The Private Life of Books is a sequence of six poems composed over a period of fourteen years. Even that single sentence conceals as much as it discloses. In my personal and professional life I look at books and think about them. The Private Life of Books is that thinking put down on paper. The title poem has its origins in a worn, heavily annotated book that came across my desk one day. The other poems in the sequence are about the idea of books as much as they are about (or for) people whom I have known, as reader, writer, bookseller, and friend. I wrote the first poem in August 2001, and part of the second poem (How books are made) a year or so later. Then there was a long interval of silence. After four years, I knew how to finish the second poem, and to begin or write three more within a year (two marking the deaths of friends). I had sent these off to various journals as they were written, to further silence. The poems are unrhymed irregular sonnets somewhat after the manner of Ted Berrigan. There are no footnotes to any of the poems.

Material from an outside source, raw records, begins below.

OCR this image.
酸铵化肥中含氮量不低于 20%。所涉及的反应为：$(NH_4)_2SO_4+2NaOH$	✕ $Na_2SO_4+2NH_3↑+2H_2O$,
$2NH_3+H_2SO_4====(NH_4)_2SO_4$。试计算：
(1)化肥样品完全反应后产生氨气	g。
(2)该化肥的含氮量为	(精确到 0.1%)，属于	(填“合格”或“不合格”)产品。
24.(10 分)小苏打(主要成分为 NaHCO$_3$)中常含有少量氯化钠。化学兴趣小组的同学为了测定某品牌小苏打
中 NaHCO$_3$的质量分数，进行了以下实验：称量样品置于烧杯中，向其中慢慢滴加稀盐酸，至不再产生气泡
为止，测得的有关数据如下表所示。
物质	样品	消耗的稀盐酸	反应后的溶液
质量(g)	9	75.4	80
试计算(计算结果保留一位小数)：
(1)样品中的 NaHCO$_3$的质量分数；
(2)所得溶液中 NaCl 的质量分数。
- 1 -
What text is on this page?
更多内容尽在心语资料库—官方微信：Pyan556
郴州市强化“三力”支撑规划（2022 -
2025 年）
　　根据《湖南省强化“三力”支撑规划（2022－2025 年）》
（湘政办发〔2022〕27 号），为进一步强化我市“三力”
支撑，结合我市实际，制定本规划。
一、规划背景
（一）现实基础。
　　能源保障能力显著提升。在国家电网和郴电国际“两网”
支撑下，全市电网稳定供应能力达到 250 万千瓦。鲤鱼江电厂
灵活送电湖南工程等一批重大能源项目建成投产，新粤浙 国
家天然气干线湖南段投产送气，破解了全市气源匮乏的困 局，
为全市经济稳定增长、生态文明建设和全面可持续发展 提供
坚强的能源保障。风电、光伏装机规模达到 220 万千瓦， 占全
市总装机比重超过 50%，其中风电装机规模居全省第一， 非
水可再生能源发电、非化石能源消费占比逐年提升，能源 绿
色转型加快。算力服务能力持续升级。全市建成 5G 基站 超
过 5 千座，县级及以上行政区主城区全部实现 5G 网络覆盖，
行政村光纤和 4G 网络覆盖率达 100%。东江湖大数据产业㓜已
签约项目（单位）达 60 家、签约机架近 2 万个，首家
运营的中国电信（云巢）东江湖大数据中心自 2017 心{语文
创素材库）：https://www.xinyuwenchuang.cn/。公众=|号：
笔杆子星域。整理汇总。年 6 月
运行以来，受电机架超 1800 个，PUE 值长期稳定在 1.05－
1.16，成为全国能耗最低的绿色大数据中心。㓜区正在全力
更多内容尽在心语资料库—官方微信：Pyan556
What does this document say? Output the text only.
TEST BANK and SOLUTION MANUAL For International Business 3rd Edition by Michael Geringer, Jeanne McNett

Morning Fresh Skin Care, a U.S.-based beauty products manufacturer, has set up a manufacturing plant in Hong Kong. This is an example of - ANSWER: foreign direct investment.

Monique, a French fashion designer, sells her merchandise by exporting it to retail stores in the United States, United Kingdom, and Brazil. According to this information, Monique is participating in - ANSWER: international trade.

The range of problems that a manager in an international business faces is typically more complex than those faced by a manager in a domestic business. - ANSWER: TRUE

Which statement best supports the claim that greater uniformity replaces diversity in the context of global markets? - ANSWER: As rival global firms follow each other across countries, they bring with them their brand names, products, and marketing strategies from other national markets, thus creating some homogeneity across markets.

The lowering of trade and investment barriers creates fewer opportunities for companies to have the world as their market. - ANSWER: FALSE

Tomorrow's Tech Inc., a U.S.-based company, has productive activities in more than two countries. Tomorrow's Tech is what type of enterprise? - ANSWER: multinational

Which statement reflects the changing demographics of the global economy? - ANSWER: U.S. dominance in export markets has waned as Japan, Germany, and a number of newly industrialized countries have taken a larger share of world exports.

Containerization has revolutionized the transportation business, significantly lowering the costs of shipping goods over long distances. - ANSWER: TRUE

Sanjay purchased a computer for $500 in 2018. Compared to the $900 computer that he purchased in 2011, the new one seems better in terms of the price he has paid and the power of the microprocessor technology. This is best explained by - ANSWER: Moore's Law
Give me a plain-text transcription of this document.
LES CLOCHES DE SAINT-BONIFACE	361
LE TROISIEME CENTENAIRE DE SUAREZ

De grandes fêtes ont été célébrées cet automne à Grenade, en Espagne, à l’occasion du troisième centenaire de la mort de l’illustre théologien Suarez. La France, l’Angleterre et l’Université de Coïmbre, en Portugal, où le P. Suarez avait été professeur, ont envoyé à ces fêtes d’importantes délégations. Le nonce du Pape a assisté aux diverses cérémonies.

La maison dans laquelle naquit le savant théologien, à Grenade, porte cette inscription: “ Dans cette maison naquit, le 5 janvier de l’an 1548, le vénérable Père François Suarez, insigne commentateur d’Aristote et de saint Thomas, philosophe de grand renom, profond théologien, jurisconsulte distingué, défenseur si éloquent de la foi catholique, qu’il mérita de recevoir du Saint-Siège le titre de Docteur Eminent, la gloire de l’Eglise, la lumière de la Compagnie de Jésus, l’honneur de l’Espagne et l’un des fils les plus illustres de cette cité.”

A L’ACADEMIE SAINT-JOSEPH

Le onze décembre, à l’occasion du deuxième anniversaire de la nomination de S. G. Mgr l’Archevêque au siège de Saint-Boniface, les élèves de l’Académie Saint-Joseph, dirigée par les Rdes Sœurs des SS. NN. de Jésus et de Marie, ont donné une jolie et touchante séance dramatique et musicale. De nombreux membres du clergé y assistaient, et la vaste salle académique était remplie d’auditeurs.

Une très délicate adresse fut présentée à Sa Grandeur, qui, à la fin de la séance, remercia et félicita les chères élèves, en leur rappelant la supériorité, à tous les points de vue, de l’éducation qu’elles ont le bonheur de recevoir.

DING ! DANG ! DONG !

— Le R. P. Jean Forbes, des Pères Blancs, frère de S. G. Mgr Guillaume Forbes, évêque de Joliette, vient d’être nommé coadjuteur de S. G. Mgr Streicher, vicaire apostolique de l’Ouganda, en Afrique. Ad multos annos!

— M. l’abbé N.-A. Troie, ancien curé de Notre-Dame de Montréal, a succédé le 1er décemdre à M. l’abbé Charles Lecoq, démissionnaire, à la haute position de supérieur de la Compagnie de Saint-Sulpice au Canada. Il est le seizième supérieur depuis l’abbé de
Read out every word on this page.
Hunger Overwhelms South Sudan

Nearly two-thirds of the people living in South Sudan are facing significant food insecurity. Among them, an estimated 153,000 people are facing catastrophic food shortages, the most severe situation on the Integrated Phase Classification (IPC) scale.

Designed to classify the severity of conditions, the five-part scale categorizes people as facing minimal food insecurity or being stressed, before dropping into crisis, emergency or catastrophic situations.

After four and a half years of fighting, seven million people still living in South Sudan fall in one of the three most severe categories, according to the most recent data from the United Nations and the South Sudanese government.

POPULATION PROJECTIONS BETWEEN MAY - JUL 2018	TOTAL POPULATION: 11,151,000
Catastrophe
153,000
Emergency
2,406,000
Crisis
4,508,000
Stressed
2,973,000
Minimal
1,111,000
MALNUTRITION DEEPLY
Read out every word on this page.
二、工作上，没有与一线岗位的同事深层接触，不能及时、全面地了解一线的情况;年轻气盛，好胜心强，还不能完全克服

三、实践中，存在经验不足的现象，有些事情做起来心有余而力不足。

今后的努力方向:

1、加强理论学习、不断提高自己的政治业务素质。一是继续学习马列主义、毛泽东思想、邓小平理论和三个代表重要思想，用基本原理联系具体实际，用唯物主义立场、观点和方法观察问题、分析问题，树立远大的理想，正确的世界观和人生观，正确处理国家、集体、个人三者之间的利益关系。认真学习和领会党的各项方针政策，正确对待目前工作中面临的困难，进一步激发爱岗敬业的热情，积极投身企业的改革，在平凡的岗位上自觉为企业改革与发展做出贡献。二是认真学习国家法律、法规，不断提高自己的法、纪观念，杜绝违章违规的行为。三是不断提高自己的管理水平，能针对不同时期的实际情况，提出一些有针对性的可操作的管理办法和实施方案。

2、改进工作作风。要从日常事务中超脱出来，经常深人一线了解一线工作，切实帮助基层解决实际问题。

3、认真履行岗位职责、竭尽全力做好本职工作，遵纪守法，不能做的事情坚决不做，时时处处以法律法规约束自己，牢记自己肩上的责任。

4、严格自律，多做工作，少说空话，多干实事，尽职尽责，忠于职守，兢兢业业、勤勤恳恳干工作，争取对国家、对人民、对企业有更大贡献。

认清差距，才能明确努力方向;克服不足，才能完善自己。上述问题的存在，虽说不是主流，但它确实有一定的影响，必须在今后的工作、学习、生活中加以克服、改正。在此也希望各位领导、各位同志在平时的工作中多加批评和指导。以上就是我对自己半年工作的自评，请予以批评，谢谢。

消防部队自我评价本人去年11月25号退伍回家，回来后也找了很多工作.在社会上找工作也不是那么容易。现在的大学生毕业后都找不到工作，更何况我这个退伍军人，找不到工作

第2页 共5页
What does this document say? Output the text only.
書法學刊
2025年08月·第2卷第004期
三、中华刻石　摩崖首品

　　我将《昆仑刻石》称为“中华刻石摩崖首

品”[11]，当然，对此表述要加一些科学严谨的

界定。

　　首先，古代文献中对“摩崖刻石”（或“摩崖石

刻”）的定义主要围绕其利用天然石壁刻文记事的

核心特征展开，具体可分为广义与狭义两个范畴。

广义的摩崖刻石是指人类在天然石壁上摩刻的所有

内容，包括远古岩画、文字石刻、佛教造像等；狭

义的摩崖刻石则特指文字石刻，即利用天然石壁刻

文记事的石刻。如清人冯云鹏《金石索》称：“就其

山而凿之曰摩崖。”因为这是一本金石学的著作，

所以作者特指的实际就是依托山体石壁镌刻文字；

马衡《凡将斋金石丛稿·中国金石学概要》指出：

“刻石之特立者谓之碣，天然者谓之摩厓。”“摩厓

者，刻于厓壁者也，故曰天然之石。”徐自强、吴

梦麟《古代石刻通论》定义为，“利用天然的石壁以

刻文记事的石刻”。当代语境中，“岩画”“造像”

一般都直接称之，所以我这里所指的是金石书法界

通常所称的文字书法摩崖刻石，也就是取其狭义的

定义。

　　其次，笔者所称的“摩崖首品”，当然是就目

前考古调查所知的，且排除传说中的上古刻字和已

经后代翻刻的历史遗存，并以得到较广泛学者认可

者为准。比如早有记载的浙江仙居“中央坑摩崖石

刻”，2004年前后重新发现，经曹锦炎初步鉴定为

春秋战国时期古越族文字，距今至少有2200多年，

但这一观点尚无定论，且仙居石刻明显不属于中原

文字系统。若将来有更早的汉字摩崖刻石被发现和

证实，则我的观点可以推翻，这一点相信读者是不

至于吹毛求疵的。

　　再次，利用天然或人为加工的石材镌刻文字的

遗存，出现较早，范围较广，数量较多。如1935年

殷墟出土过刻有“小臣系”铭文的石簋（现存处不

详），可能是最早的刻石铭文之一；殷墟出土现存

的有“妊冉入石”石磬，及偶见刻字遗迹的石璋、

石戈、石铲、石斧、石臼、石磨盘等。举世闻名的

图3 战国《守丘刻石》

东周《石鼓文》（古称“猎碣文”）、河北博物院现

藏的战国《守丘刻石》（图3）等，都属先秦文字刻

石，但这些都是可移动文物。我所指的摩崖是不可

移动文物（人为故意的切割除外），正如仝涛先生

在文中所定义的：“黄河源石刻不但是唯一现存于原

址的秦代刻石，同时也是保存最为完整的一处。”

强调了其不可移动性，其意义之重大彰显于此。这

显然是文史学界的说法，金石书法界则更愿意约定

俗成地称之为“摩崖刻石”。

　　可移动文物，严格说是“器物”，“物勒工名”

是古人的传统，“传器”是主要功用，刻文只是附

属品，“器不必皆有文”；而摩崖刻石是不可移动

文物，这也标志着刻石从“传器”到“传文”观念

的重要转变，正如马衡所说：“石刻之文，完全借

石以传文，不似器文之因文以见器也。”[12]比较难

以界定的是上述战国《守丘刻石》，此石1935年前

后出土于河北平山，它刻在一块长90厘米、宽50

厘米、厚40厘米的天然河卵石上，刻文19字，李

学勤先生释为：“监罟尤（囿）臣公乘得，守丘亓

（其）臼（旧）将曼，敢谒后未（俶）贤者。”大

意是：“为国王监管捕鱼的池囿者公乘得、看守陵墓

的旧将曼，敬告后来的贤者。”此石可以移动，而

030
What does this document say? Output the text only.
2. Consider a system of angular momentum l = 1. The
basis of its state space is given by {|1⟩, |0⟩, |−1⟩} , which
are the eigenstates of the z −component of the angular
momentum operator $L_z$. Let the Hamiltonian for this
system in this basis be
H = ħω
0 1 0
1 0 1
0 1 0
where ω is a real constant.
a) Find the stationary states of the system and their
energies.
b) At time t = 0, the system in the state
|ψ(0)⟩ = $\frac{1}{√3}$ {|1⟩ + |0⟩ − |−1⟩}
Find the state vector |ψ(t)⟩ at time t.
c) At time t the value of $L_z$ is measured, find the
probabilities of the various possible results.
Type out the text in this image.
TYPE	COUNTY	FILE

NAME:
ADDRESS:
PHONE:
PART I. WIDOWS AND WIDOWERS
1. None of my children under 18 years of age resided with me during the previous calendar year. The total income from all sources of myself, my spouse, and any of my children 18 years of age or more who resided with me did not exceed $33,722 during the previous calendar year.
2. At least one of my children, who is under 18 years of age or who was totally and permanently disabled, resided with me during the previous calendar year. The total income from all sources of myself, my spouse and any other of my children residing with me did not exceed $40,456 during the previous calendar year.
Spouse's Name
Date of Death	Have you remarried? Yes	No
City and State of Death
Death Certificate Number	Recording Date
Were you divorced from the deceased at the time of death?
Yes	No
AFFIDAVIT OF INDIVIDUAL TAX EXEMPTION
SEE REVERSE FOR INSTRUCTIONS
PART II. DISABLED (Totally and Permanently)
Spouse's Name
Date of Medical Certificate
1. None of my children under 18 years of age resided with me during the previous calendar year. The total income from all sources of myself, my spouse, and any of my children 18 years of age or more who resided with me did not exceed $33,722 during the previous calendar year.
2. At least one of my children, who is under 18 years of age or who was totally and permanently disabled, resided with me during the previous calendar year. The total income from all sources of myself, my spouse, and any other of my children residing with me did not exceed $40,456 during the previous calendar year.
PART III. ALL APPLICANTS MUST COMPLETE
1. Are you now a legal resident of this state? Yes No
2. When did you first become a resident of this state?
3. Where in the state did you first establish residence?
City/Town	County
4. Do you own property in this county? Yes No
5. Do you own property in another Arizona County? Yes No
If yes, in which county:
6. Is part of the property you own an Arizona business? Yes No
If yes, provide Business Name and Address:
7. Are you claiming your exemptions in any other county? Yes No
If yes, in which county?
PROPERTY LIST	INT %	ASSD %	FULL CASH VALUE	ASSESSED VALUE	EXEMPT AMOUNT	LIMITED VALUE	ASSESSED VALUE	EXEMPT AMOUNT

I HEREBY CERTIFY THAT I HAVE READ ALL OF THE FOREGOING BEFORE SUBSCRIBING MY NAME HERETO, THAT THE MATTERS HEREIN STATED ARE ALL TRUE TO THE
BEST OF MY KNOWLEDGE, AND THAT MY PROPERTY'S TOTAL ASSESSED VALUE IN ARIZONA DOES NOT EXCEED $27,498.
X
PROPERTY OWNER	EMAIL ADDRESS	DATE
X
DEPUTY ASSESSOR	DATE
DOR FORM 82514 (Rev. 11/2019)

The photographs are inseparable from the book. Paul Schütze, an Australian-born artist long resident in London, explores perception and the senses. His art encompasses music, photography, and scent. Some years ago he began a series of nocturnes, photographs by ambient or diminishing light at the John Soane Museum, at booksellers Maggs Bros. (then in Berkeley Square), and in other interesting spaces. Ed Maggs introduced us and the collaboration on The Private Life of Books is the result. I asked Jerry Kelly to design the book, and he was resilient enough to incorporate a sixth, unexpected poem written while the book was in proof.
In September 2014, the first edition was published. The reviewer for The Book Collector caught the mood: “marvellously sombre”. Another reader described The Private Life of Books as a Gesamtkunstwerk in book form. One of the original subscribers was Dan Wechsler, producer of The Booksellers, a documentary on the world of rare books in New York City. Director D.W. Young asked me to read the title poem in various shops and offices during the production of the film. Each take was successful, except for the intrusion of unmistakable New York sounds: a police siren, the whir of an air conditioner, or a door slamming in the distance. So, late in the process, I made a recording in a studio, which was used as the concluding voiceover to the film.
This second edition of The Private Life of Books, also designed by Jerry Kelly, includes all the photographs of the original edition in smaller format. Happy reading!